A região do Parque Nacional Grande Sertão Veredas, norte de Minas Gerais, é marcada por grandes contradições. A água é um grande problema e não é pela escassez. Ao mesmo tempo em que a região abriga um grande quantidade do recurso, ela não é segura e adequada para uso, por estar contaminada. Há uma grande prevalência de doenças parasitosas e alguns casos de doença de Chagas e grande uso de agrotóxico nas chapadas.

Pela ação humana, nas últimas décadas, o espaço vem sendo atingido por uma crise hídrica, com seca de veredas, assoreamento de cursos d’água e a ameaça de desertificação. Para conscientizar a população local, o PSAT realizou uma roda de conversa com os moradores sobre saúde, saneamento e água, com base na Política Nacional de Saneamento Rural (PNSR), apresentando soluções sustentáveis e marcos legais do saneamento. Integraram a roda o coordenador do PSAT, Jorge Machado, a pesquisadora da Fiocruz Brasília Gislei Knierin, a representante da Universidade Federal de Minas Gerais Bárbarah Silva e a representante da Fiocruz Minas Gerais – Instituto René Rachou (IRR) Josiane Matos. Cerca de 60 moradores e autoridades participaram da atividade.
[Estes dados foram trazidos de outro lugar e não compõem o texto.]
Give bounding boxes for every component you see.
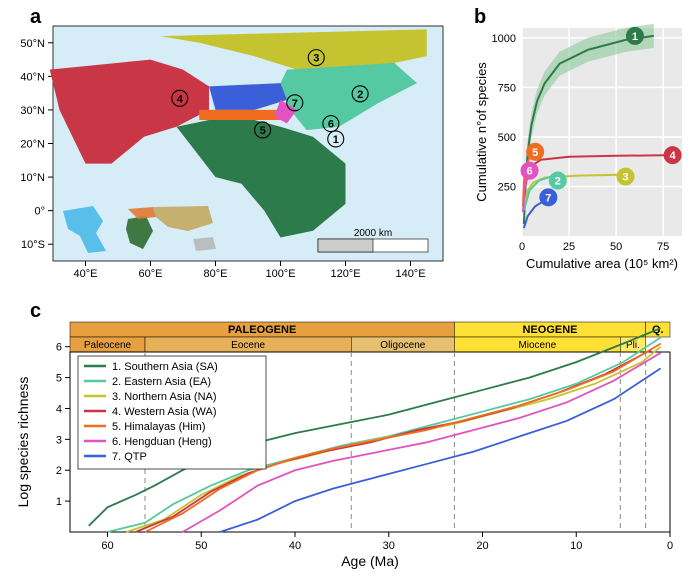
svg-text:5: 5 [56,373,62,385]
svg-text:50: 50 [610,241,622,253]
svg-text:30°N: 30°N [20,105,45,117]
svg-text:75: 75 [657,241,669,253]
svg-text:7: 7 [292,98,298,110]
svg-text:2000 km: 2000 km [354,228,392,239]
svg-text:120°E: 120°E [330,268,360,280]
svg-text:0°: 0° [34,206,45,218]
svg-text:4: 4 [177,93,184,105]
svg-text:100°E: 100°E [265,268,295,280]
svg-text:Cumulative n°of species: Cumulative n°of species [474,62,489,202]
svg-text:1: 1 [333,134,339,146]
svg-text:Cumulative area (10⁵ km²): Cumulative area (10⁵ km²) [526,256,678,271]
svg-text:250: 250 [498,181,516,193]
svg-text:1: 1 [56,496,62,508]
svg-text:6: 6 [526,166,532,178]
panel-c: c PALEOGENENEOGENEQ.PaleoceneEoceneOligo… [8,300,692,580]
svg-text:4: 4 [56,403,62,415]
svg-text:Eocene: Eocene [231,340,265,351]
svg-text:4. Western Asia (WA): 4. Western Asia (WA) [112,406,217,418]
svg-text:40°E: 40°E [74,268,98,280]
svg-text:Paleocene: Paleocene [84,340,132,351]
svg-text:6: 6 [328,119,334,131]
svg-text:2. Eastern Asia (EA): 2. Eastern Asia (EA) [112,376,211,388]
svg-text:7. QTP: 7. QTP [112,451,147,463]
panel-a-label: a [30,6,41,29]
svg-text:40: 40 [289,540,301,552]
map-svg: 10°S 0° 10°N 20°N 30°N 40°N 50°N 40°E 60°E 80°E 10… [8,6,458,291]
svg-text:Miocene: Miocene [518,340,556,351]
panel-b-label: b [474,6,486,29]
svg-text:Age (Ma): Age (Ma) [341,553,399,569]
svg-text:3: 3 [313,53,319,65]
panel-c-label: c [30,300,41,323]
svg-text:500: 500 [498,132,516,144]
svg-text:10: 10 [570,540,582,552]
svg-text:3. Northern Asia (NA): 3. Northern Asia (NA) [112,391,217,403]
svg-text:5. Himalayas (Him): 5. Himalayas (Him) [112,421,206,433]
svg-text:3: 3 [56,434,62,446]
svg-text:140°E: 140°E [395,268,425,280]
svg-text:1: 1 [632,31,638,43]
svg-text:60°E: 60°E [139,268,163,280]
panel-b: b 1 4 5 3 2 6 7 0 25 50 75 250 500 750 1000 Cumulative … [470,6,695,291]
svg-text:20: 20 [476,540,488,552]
svg-text:Log species richness: Log species richness [15,377,31,508]
svg-text:2: 2 [555,176,561,188]
svg-text:10°S: 10°S [21,239,45,251]
figure-root: a 10°S 0° 10°N 20°N 30°N 40°N 50°N 40°E 60°E 80°E… [0,0,700,585]
panel-a: a 10°S 0° 10°N 20°N 30°N 40°N 50°N 40°E 60°E 80°E… [8,6,458,291]
timeseries-svg: PALEOGENENEOGENEQ.PaleoceneEoceneOligoce… [8,300,692,580]
svg-text:1. Southern Asia (SA): 1. Southern Asia (SA) [112,361,218,373]
svg-text:5: 5 [532,147,538,159]
svg-text:2: 2 [56,465,62,477]
svg-text:6. Hengduan (Heng): 6. Hengduan (Heng) [112,436,212,448]
svg-text:7: 7 [545,192,551,204]
svg-text:25: 25 [563,241,575,253]
svg-text:NEOGENE: NEOGENE [522,324,577,336]
svg-text:10°N: 10°N [20,172,45,184]
svg-text:60: 60 [101,540,113,552]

A roda surgiu de uma imersão em cinco comunidades locais, com escuta da população do território, pelo projeto “Construção de Territórios Saudáveis e Sustentáveis, no Mosaico Grande Sertão Veredas-Pandeiros-Peruaçu, no noroeste de Minas Gerais, por meio da implantação de uma governança em rede que incorpore ações intersetoriais, programáticas e participativas do SUS”, aprovado no edital Ideias Inovadoras da Fiocruz. O coordenador do projeto, Jorge Machado, avalia que a roda de conversa ampliou o horizonte do território de ação da Fiocruz. 

Além da questão da água, a região enfrenta uma condição socioeconômica vulnerável, dificuldade de acesso e de melhorias econômicas e analfabetismo adulto. Não há políticas públicas específicas para os sertanejos, comunidades tradicionais e rurais que ali vivem. Apesar da grande biodiversidade da região, com plantas medicinais e uma série de potencialidades artesanais, de agricultura familiar e agroecologia, há insegurança alimentar na comunidade. Mesmo com problemas, os moradores não desejam sair da região e o motivo é simples: o sossego.